Avertissement: Ce site n'est plus maintenu à jour. Vous pouvez continuer à le consulter en archive.

koinai.net

La revue du témoignage urbain

koinai.net

La revue du témoignage urbain

Paroles de commerçants

C’est la loi du plus fort

Au n°88

C’est dans un contexte de crise du logement, caractéristique de l’après-guerre, que la loi du 1er septembre 1948 est votée. En faveur des locataires, elle institue un régime de droit au maintien dans les lieux applicable à des bénéficiaires dont le bail est expiré, et sous certaines conditions. C’est au nom de cette loi que l’artisan Chadlie Naili, signataire d’un bail en 2003, défend sa place.


C'est la loi du plus fort
 C’est la loi du plus fort

Janvier 2006, autour de midi, la boulangerie SARL Épi d’Or s’anime. Chadlie Naili, anciennement établi dans le 15ème arrondissement, reçoit ses clients dans le fracas des travaux Euromed. Malgré les soucis, notre homme s’est fait sa place dans le quartier : "Il est vrai que je connais un moment difficile, les travaux causent des désagréments : les appartements vacants qui se vident à 99%, il y a moins de passants. Je travaille le peu avec les bureaux. Y’a pas de clientèle, on souffre et on tire la langue comme tout le monde. On fait des heures de nombre énorme. Cela est général. Mais ce n’est que passager et, malgré tout, mon magasin reste fiable : j’arrive à payer mes salariés, couvrir mes frais."

Le temps des semonces

Seulement, après deux ans de location, Chadlie Naili reçoit en avril 2005 un courrier de son bailleur Marseille République, dans lequel il lui est rappelé que le contrat arrive à son terme et qu’il ne sera pas renouvelé. Contrarié dans ses projets, Chadlie Naili s’insurge : "On est sous la loi 48, on est couvert par un bail trois-six-neuf, renouvelable. Maintenant, eux, avec l’argent qu’ils ont, ils peuvent détourner la loi comme ils veulent. C’est la loi du plus fort maintenant, c’est plus la loi de tout le monde. Le symbole de la République "Égalité, fraternité", c’est qu’un symbole. Mais sur le réel des choses, y’a rien ! On élimine le pauvre et on met le riche. C’est ça la politique de la Mairie en ce moment."

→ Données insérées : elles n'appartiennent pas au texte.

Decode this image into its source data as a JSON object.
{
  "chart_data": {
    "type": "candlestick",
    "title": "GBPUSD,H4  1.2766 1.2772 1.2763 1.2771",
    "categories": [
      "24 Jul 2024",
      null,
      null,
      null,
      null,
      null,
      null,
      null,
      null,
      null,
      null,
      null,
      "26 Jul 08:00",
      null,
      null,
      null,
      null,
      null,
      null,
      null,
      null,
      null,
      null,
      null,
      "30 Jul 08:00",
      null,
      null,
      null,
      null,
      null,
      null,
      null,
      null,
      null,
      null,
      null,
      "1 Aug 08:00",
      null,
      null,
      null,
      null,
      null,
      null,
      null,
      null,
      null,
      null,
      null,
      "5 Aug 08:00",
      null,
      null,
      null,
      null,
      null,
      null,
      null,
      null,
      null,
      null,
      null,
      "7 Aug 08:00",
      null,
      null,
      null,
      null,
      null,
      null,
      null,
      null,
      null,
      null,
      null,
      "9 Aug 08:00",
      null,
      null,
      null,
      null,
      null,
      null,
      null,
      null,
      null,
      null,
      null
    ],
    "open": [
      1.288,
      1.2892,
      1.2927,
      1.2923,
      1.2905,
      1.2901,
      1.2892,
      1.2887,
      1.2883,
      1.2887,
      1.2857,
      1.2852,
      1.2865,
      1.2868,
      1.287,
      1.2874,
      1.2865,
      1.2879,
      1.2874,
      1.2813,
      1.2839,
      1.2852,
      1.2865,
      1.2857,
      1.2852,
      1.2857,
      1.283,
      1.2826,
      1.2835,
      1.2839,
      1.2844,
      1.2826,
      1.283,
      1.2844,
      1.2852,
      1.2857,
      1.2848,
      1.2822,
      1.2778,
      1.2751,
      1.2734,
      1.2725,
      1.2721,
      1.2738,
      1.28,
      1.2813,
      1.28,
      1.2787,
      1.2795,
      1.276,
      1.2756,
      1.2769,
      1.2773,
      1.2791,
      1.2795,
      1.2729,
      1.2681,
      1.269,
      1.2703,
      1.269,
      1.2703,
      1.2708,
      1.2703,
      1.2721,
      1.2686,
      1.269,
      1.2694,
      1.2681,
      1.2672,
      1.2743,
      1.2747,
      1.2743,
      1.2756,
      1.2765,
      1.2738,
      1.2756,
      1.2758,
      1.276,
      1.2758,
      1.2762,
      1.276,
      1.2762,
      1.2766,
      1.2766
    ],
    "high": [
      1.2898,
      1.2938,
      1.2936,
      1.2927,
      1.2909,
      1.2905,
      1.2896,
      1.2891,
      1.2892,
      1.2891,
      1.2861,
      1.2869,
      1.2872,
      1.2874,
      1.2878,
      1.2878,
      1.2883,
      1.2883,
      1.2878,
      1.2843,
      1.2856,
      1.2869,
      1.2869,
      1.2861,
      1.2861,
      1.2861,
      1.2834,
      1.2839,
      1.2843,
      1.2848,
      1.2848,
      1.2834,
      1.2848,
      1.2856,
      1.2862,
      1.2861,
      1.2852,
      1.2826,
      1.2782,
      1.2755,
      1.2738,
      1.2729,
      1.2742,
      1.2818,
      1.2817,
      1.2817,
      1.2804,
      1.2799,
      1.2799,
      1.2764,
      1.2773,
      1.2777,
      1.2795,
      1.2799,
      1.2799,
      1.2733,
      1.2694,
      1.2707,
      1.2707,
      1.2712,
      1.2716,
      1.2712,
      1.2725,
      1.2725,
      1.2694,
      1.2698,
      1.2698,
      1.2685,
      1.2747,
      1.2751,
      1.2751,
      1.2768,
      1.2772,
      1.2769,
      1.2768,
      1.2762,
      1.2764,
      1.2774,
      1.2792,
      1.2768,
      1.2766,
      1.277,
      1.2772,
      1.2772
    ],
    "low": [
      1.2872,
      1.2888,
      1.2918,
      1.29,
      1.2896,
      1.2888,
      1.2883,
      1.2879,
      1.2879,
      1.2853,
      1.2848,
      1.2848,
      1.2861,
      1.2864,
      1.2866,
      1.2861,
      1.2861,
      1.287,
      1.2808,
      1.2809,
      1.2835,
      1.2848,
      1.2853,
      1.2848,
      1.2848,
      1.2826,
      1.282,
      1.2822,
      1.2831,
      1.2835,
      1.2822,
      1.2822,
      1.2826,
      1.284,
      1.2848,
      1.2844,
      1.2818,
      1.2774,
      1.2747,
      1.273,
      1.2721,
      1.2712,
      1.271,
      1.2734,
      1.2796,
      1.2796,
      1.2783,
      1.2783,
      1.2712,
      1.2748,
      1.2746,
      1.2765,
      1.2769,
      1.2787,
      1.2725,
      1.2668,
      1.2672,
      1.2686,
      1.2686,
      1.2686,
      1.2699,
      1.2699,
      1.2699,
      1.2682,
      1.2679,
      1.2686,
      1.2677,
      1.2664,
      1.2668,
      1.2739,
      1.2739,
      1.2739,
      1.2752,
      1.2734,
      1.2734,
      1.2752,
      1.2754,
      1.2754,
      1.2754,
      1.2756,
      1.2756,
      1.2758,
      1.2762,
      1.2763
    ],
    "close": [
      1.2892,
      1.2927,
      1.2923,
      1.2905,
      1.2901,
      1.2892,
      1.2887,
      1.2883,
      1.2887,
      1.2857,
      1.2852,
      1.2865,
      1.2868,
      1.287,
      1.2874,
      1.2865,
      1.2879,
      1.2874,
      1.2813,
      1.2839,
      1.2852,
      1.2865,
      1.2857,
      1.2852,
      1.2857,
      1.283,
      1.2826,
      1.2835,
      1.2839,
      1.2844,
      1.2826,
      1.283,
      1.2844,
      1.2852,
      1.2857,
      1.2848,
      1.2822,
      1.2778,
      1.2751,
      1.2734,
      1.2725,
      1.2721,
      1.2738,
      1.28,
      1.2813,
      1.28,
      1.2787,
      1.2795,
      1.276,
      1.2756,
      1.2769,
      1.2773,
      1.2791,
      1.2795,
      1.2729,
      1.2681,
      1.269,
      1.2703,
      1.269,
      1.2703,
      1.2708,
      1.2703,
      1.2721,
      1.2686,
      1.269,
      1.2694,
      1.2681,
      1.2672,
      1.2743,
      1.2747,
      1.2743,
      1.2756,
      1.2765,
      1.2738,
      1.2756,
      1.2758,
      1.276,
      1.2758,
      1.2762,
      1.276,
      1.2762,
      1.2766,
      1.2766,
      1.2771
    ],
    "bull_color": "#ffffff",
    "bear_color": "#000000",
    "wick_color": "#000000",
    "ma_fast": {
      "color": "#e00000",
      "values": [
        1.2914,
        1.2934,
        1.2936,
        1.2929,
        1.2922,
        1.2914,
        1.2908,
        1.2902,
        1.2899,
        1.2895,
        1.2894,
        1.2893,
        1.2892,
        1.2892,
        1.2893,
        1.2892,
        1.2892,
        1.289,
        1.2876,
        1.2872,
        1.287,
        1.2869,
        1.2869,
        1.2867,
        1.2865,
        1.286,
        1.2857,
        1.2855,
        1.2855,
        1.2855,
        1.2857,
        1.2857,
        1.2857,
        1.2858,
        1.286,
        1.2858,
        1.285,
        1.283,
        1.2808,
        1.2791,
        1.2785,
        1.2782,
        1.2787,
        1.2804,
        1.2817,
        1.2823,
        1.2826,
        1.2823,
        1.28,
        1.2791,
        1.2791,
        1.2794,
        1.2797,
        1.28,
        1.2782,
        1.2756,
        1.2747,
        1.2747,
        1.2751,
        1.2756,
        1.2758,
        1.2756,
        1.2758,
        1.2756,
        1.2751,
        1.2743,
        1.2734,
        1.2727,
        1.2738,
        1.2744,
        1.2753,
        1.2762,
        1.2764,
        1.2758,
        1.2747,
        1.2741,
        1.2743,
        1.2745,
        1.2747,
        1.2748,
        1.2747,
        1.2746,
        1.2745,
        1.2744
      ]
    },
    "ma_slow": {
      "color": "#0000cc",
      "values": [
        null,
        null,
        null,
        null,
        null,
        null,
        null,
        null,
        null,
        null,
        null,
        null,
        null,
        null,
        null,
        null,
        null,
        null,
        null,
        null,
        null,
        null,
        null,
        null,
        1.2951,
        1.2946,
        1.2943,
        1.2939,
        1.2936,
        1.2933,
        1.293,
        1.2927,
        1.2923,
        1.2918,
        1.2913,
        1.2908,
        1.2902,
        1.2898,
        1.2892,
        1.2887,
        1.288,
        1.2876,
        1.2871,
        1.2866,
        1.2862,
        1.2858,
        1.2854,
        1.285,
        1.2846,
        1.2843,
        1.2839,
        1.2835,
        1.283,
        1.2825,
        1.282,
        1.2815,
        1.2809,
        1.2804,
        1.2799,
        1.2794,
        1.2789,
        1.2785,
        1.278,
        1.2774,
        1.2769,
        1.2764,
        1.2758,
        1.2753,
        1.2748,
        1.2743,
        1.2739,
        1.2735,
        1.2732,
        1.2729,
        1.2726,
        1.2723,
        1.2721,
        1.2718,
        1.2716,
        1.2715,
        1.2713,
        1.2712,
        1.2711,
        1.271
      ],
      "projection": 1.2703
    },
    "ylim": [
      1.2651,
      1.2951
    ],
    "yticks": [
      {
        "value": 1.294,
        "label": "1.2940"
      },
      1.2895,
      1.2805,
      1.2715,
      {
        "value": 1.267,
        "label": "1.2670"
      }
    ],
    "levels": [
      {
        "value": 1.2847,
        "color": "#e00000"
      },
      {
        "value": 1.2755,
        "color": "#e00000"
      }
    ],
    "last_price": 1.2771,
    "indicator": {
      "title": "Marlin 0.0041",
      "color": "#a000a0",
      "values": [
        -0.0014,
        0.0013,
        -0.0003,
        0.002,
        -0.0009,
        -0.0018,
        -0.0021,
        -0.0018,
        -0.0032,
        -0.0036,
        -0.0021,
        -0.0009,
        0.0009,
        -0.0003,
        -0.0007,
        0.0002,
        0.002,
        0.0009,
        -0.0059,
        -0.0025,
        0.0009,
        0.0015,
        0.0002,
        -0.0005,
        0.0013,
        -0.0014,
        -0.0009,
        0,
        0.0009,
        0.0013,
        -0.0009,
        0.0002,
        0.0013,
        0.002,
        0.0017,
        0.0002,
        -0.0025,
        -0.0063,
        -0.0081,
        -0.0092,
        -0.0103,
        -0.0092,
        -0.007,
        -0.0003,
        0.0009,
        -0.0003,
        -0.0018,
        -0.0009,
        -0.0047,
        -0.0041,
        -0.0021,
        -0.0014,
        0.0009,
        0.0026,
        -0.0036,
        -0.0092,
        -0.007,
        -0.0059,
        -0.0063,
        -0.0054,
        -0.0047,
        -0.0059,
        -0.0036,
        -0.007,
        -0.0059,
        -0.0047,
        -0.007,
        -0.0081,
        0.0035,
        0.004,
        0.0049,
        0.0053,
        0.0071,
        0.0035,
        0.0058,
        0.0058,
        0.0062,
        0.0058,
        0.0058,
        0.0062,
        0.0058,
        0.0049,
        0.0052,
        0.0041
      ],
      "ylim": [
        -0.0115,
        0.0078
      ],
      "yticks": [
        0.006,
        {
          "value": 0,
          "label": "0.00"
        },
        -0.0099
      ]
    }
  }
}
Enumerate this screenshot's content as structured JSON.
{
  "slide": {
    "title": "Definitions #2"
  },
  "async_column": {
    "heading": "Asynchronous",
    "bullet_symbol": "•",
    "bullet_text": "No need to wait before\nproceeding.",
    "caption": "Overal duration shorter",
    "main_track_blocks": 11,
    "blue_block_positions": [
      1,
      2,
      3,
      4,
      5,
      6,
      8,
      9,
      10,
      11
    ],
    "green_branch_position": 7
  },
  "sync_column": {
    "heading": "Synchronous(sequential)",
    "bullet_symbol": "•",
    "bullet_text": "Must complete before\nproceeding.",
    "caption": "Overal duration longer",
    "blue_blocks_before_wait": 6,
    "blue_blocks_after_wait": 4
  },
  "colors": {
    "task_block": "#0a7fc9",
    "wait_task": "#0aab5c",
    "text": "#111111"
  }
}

Bien décidé à se maintenir dans la place, Chadlie Naili en appelle à la Loi : "En attendant, bon, j’attaque Marseille République pour le renouvellement de bail et on verra si y’a une justice et ce qu’elle va nous donner. C’est des affaires contre avocats, maintenant. Alors, on est quoi, maintenant ? Les commerçants, on est pièces d’échange, ni plus ni moins. Et c’est moi qui le pense." Il déplore d’ailleurs l’absence de solidarité : "Franchement, les commerçants... Certains abandonnent, d’autres disent qu’ils ont des avocats. Si on ne s’y met pas maintenant, main dans la main, on fera pas une union de force. On est tous dans le même bain, on est tous dans le même cas."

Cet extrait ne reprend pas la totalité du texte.